Wednesday, November 3, 2010

French Onion Soup

When the weather is blistering, cold soups, like gazpacho and fruit soups are refreshing and the perfect light meal.  But when the temperatures start to drop, my thoughts turn toward heartier fare.  I make a mental list of all the wonderful soups I want to make.  Clam chowder and potato soup.  Squash soups.  And this one.  French Onion Soup.  It took me a moment, but I realized I've never made French Onion Soup before.  I often order this soup when I'm out, but why I've never cooked up a batch myself escapes me!

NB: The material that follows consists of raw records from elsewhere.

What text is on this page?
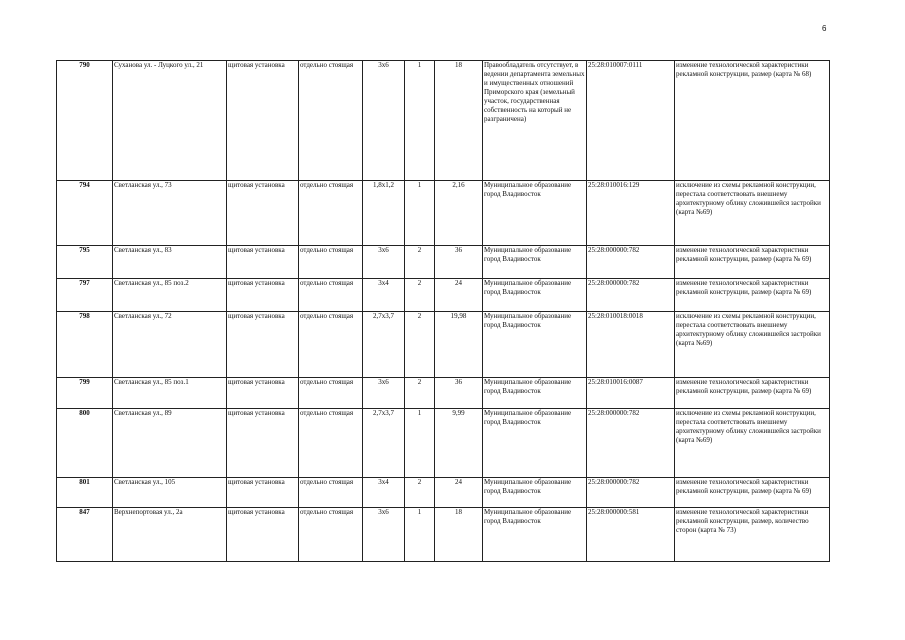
6
790	Суханова ул. - Луцкого ул., 21	щитовая установка	отдельно стоящая	3х6	1	18	Правообладатель отсутствует, в ведении департамента земельных и имущественных отношений Приморского края (земельный участок, государственная собственность на который не разграничена)	25:28:010007:0111	изменение технологической характеристики рекламной конструкции, размер (карта № 68)
794	Светланская ул., 73	щитовая установка	отдельно стоящая	1,8х1,2	1	2,16	Муниципальное образование город Владивосток	25:28:010016:129	исключение из схемы рекламной конструкции, перестала соответствовать внешнему архитектурному облику сложившейся застройки (карта №69)
795	Светланская ул., 83	щитовая установка	отдельно стоящая	3х6	2	36	Муниципальное образование город Владивосток	25:28:000000:782	изменение технологической характеристики рекламной конструкции, размер (карта № 69)
797	Светланская ул., 85 поз.2	щитовая установка	отдельно стоящая	3х4	2	24	Муниципальное образование город Владивосток	25:28:000000:782	изменение технологической характеристики рекламной конструкции, размер (карта № 69)
798	Светланская ул., 72	щитовая установка	отдельно стоящая	2,7х3,7	2	19,98	Муниципальное образование город Владивосток	25:28:010018:0018	исключение из схемы рекламной конструкции, перестала соответствовать внешнему архитектурному облику сложившейся застройки (карта №69)
799	Светланская ул., 85 поз.1	щитовая установка	отдельно стоящая	3х6	2	36	Муниципальное образование город Владивосток	25:28:010016:0087	изменение технологической характеристики рекламной конструкции, размер (карта № 69)
800	Светланская ул., 89	щитовая установка	отдельно стоящая	2,7х3,7	1	9,99	Муниципальное образование город Владивосток	25:28:000000:782	исключение из схемы рекламной конструкции, перестала соответствовать внешнему архитектурному облику сложившейся застройки (карта №69)
801	Светланская ул., 105	щитовая установка	отдельно стоящая	3х4	2	24	Муниципальное образование город Владивосток	25:28:000000:782	изменение технологической характеристики рекламной конструкции, размер (карта № 69)
847	Верхнепортовая ул., 2а	щитовая установка	отдельно стоящая	3х6	1	18	Муниципальное образование город Владивосток	25:28:000000:581	изменение технологической характеристики рекламной конструкции, размер, количество сторон (карта № 73)
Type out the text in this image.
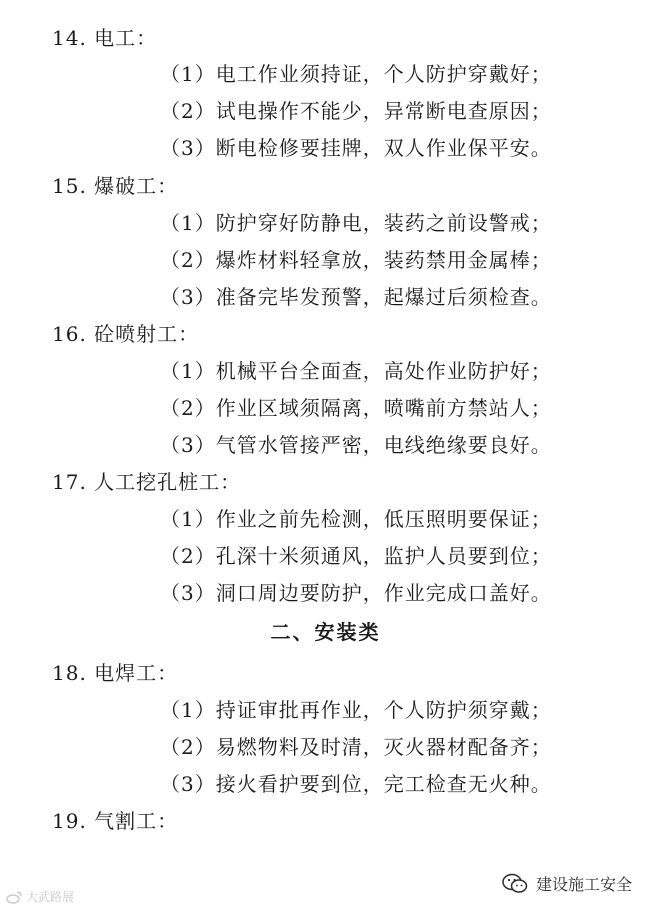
14. 电工：
（1）电工作业须持证，个人防护穿戴好；
（2）试电操作不能少，异常断电查原因；
（3）断电检修要挂牌，双人作业保平安。
15. 爆破工：
（1）防护穿好防静电，装药之前设警戒；
（2）爆炸材料轻拿放，装药禁用金属棒；
（3）准备完毕发预警，起爆过后须检查。
16. 砼喷射工：
（1）机械平台全面查，高处作业防护好；
（2）作业区域须隔离，喷嘴前方禁站人；
（3）气管水管接严密，电线绝缘要良好。
17. 人工挖孔桩工：
（1）作业之前先检测，低压照明要保证；
（2）孔深十米须通风，监护人员要到位；
（3）洞口周边要防护，作业完成口盖好。
二、安装类
18. 电焊工：
（1）持证审批再作业，个人防护须穿戴；
（2）易燃物料及时清，灭火器材配备齐；
（3）接火看护要到位，完工检查无火种。
19. 气割工：
大武路展
建设施工安全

Of course, my first foray into French Onion Soup making meant I had to follow the master:  Julia Child.  Julia has you sweat the onions for about 10 minutes, then caramelize them, creating a rich depth of flavor in the soup.  Now we all know how much Mrs. Child loved her butter. And, truth be told, so do I.  But I have to admit that I found the call for 1/2 cup of butter to cook the onions in a bit much.  I didn't question the recipe when first making it but made a note that the recipe could easily reduce the amount of butter by half and still be delicious.

And then I realized she said 1/2 stick of butter.   Duh.  Thankfully, I had used a bit more onion than the recipe called for.  But, of course, the soup was still a bit... shall we say, buttery.  Overnight in the fridge rendered the excess butter easy to remove.  *whew*

As I've been guilty of doing a bit lately, I thought I had some beef stock in the pantry and was mistaken.  Thankfully, I did have chicken stock, and after perusing a few other recipes online, decided that it would make a decent substitution. Since the recipe also calls for a a glug of Cognac and a cup of white wine, as well as a long (1-1/2 hours) simmer, I knew the soup would definitely develop a great flavor.  And it did.  The flavor is obviously a little different but still very good.

A crouton made from some homemade French bread, along with a healthy sprinkling of grated Gruyere, and a run under the broiler produced the very soup I was craving.  Ah.  Thank you once again, Julia!

French Onion Soup

1/2 stick butter (4 tablespoons)
1 tablespoon olive oil
8 cups thinly sliced onions (about 2-1/2 pounds)
1/2 teaspoon salt
1/2 teaspoon sugar
1 tablespoon flour
8 cups homemade beef stock, or good quality store bought stock (or chicken stock, in a pinch)
1/4 cup Cognac, or other good brandy
1 cup dry white wine
8 (1/2-inch) thick slices of French bread, toasted
3/4 pound coarsely grated Gruyere

Heat a heavy saucepan over moderate heat with the butter and oil. When the butter has melted, stir in the onions, cover, and cook slowly until tender and translucent, about 10 minutes. Blend in the salt and sugar, increase the heat to medium high, and let the onions brown, stirring frequently until they are a dark walnut color, 25 to 30 minutes.

Sprinkle the flour and cook slowly, stirring, for another 3 to 4 minutes. Remove from heat, let cool a moment, then whisk in 2 cups of hot stock. When well blended, bring to the simmer, adding the rest of the stock, Cognac, and wine. Cover loosely, and simmer very slowly 1 1/2 hours, adding a little water if the liquid reduces too much. Taste for seasoning

Divide the soup among 4 ovenproof bowls. Arrange toast on top of soup and sprinkle generously with grated cheese. Place bowls on a cookie sheet and place under a preheated broiler until cheese melts and forms a crust over the tops of the bowls. Serve immediately.